On Using a Templating Language with PHP - csomar
http://omarabid.com/on-using-a-templating-language-with-php/

======
krapp
If you're going to use a templating language on top of PHP, IMHO, just use
Twig. As already mentioned, it compiles templates back into PHP. But, you also
get automatic escaping (with various contexts, such as escaping for html and
escaping for js), hooks to the lexer to write your own tags, filters and
extensions, a function sandbox, and if you're using an older version of PHP,
you can use js-style array and object shorthand ( [] instead of array() and
{key:value} ) in the templates themselves. It is almost a framework
implemented in its own (arguably stricter and saner) language in and of
itself.

Obviously, you _can_ get by without a templating framework. But I find that if
you do, you're either going to have to reimplement features that already exist
in them (in particular, an escaping strategy), or else suffer the consequences
if you don't get it perfect.

------
cweagans
Big debate? Use what works for you.

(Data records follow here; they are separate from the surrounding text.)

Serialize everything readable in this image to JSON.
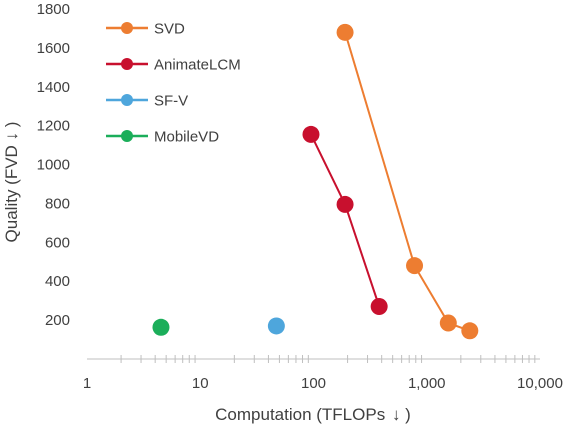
{
  "chart_data": {
    "type": "scatter",
    "xlabel": "Computation (TFLOPs",
    "xlabel_arrow": "↓",
    "xlabel_close": ")",
    "ylabel": "Quality (FVD",
    "ylabel_arrow": "↓",
    "ylabel_close": ")",
    "x_scale": "log",
    "xlim": [
      1,
      10000
    ],
    "ylim": [
      0,
      1800
    ],
    "x_ticks": [
      1,
      10,
      100,
      1000,
      10000
    ],
    "x_tick_labels": [
      "1",
      "10",
      "100",
      "1,000",
      "10,000"
    ],
    "y_ticks": [
      200,
      400,
      600,
      800,
      1000,
      1200,
      1400,
      1600,
      1800
    ],
    "y_tick_labels": [
      "200",
      "400",
      "600",
      "800",
      "1000",
      "1200",
      "1400",
      "1600",
      "1800"
    ],
    "grid": false,
    "legend": "top-left",
    "series": [
      {
        "name": "SVD",
        "color": "#ED7D31",
        "connect": true,
        "points": [
          [
            190,
            1680
          ],
          [
            780,
            480
          ],
          [
            1550,
            185
          ],
          [
            2400,
            145
          ]
        ]
      },
      {
        "name": "AnimateLCM",
        "color": "#C8102E",
        "connect": true,
        "points": [
          [
            95,
            1155
          ],
          [
            190,
            795
          ],
          [
            380,
            270
          ]
        ]
      },
      {
        "name": "SF-V",
        "color": "#4EA6DC",
        "connect": false,
        "points": [
          [
            47,
            170
          ]
        ]
      },
      {
        "name": "MobileVD",
        "color": "#1BAE5A",
        "connect": false,
        "points": [
          [
            4.5,
            163
          ]
        ]
      }
    ]
  }
}
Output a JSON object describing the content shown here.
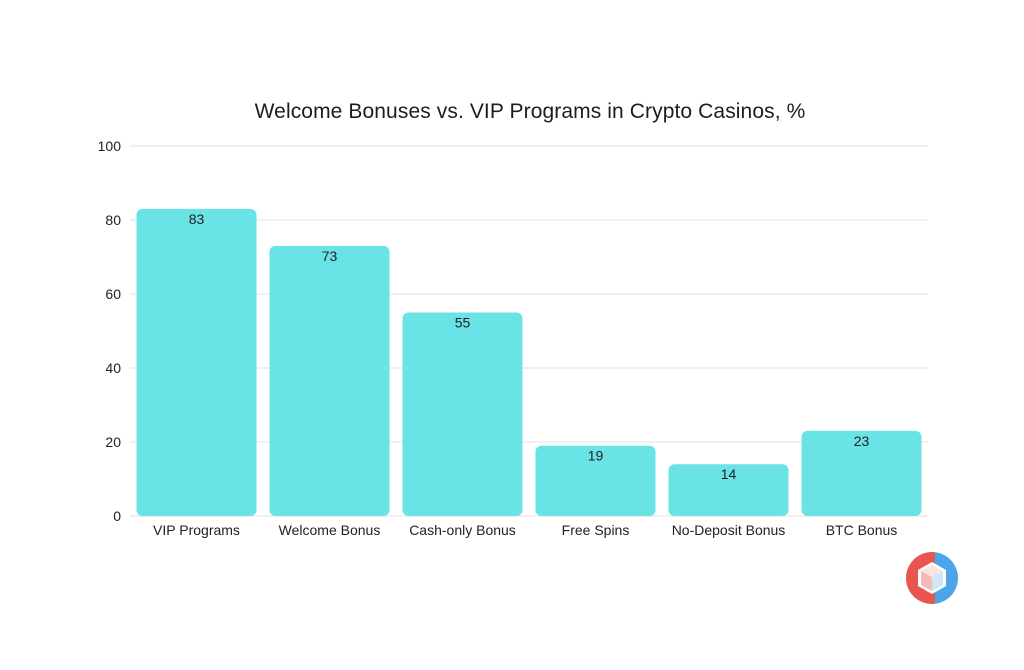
{
  "chart_data": {
    "type": "bar",
    "title": "Welcome Bonuses vs. VIP Programs in Crypto Casinos, %",
    "categories": [
      "VIP Programs",
      "Welcome Bonus",
      "Cash-only Bonus",
      "Free Spins",
      "No-Deposit Bonus",
      "BTC Bonus"
    ],
    "values": [
      83,
      73,
      55,
      19,
      14,
      23
    ],
    "ylim": [
      0,
      100
    ],
    "yticks": [
      0,
      20,
      40,
      60,
      80,
      100
    ],
    "xlabel": "",
    "ylabel": "",
    "grid": true,
    "legend": "none",
    "bar_color": "#6ae3e6",
    "grid_color": "#e2e2e2"
  },
  "logo": {
    "icon": "cube-logo-icon",
    "colors": [
      "#e8554f",
      "#4aa6e8"
    ]
  }
}
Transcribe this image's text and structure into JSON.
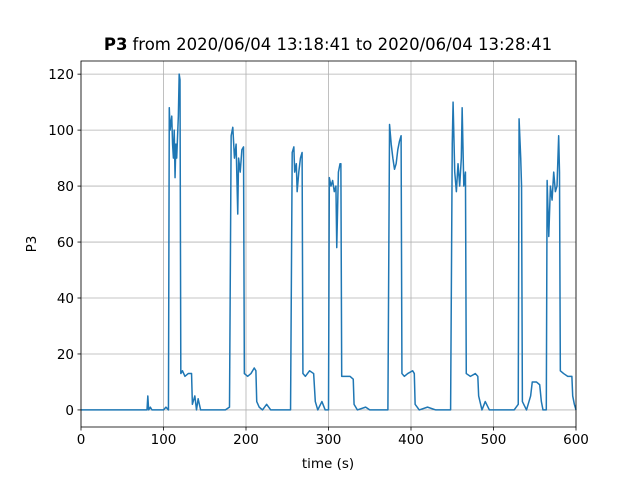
{
  "chart_data": {
    "type": "line",
    "title": {
      "bold": "P3",
      "rest": "from 2020/06/04 13:18:41 to 2020/06/04 13:28:41"
    },
    "x_label": "time (s)",
    "y_label": "P3",
    "xlim": [
      0,
      600
    ],
    "ylim": [
      -6.1,
      124.7
    ],
    "xticks": [
      0,
      100,
      200,
      300,
      400,
      500,
      600
    ],
    "yticks": [
      0,
      20,
      40,
      60,
      80,
      100,
      120
    ],
    "grid": true,
    "x": [
      0,
      80,
      81,
      82,
      84,
      86,
      100,
      103,
      106,
      107,
      108,
      110,
      111,
      112,
      113,
      114,
      115,
      116,
      118,
      119,
      120,
      121,
      123,
      126,
      130,
      134,
      135,
      138,
      140,
      142,
      145,
      175,
      180,
      182,
      184,
      186,
      188,
      190,
      191,
      193,
      195,
      197,
      198,
      202,
      206,
      210,
      212,
      213,
      216,
      220,
      225,
      230,
      254,
      256,
      258,
      259,
      261,
      262,
      264,
      266,
      268,
      269,
      272,
      277,
      282,
      284,
      287,
      292,
      296,
      300,
      301,
      303,
      305,
      307,
      309,
      310,
      312,
      314,
      315,
      316,
      320,
      326,
      330,
      331,
      335,
      345,
      350,
      372,
      374,
      376,
      378,
      380,
      382,
      384,
      386,
      388,
      389,
      392,
      396,
      402,
      404,
      405,
      410,
      420,
      430,
      448,
      450,
      451,
      453,
      455,
      457,
      459,
      461,
      462,
      464,
      466,
      467,
      472,
      478,
      481,
      482,
      486,
      490,
      495,
      525,
      530,
      531,
      533,
      534,
      535,
      540,
      545,
      547,
      552,
      556,
      558,
      560,
      564,
      565,
      567,
      569,
      571,
      573,
      575,
      577,
      579,
      580,
      581,
      585,
      590,
      595,
      596,
      598,
      600
    ],
    "series": [
      {
        "name": "P3",
        "color": "#1f77b4",
        "values": [
          0,
          0,
          5,
          0,
          1,
          0,
          0,
          1,
          0,
          108,
          100,
          105,
          95,
          90,
          100,
          83,
          95,
          90,
          105,
          120,
          118,
          13,
          14,
          12,
          13,
          13,
          2,
          5,
          0,
          4,
          0,
          0,
          1,
          98,
          101,
          90,
          95,
          70,
          90,
          85,
          93,
          94,
          13,
          12,
          13,
          15,
          14,
          3,
          1,
          0,
          2,
          0,
          0,
          92,
          94,
          85,
          88,
          78,
          85,
          90,
          92,
          13,
          12,
          14,
          13,
          3,
          0,
          3,
          0,
          0,
          83,
          80,
          82,
          78,
          80,
          58,
          85,
          88,
          88,
          12,
          12,
          12,
          11,
          2,
          0,
          1,
          0,
          0,
          102,
          95,
          90,
          86,
          88,
          93,
          96,
          98,
          13,
          12,
          13,
          14,
          13,
          2,
          0,
          1,
          0,
          0,
          95,
          110,
          85,
          78,
          88,
          80,
          90,
          108,
          80,
          85,
          13,
          12,
          13,
          12,
          5,
          0,
          3,
          0,
          0,
          2,
          104,
          90,
          80,
          3,
          0,
          5,
          10,
          10,
          9,
          3,
          0,
          0,
          82,
          62,
          80,
          75,
          85,
          78,
          80,
          98,
          85,
          14,
          13,
          12,
          12,
          5,
          2,
          0
        ]
      }
    ]
  }
}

I prefer using Twig because it enforces
not shoving random PHP into your templates, and there's no performance hit for
using it (since it's compiled back to PHP).

------
towelguy
I really like the twig template engine [0]. It will compile your template back
to PHP code so it will run as fast as if you used PHP directly.

[0][http://twig.sensiolabs.org/](http://twig.sensiolabs.org/)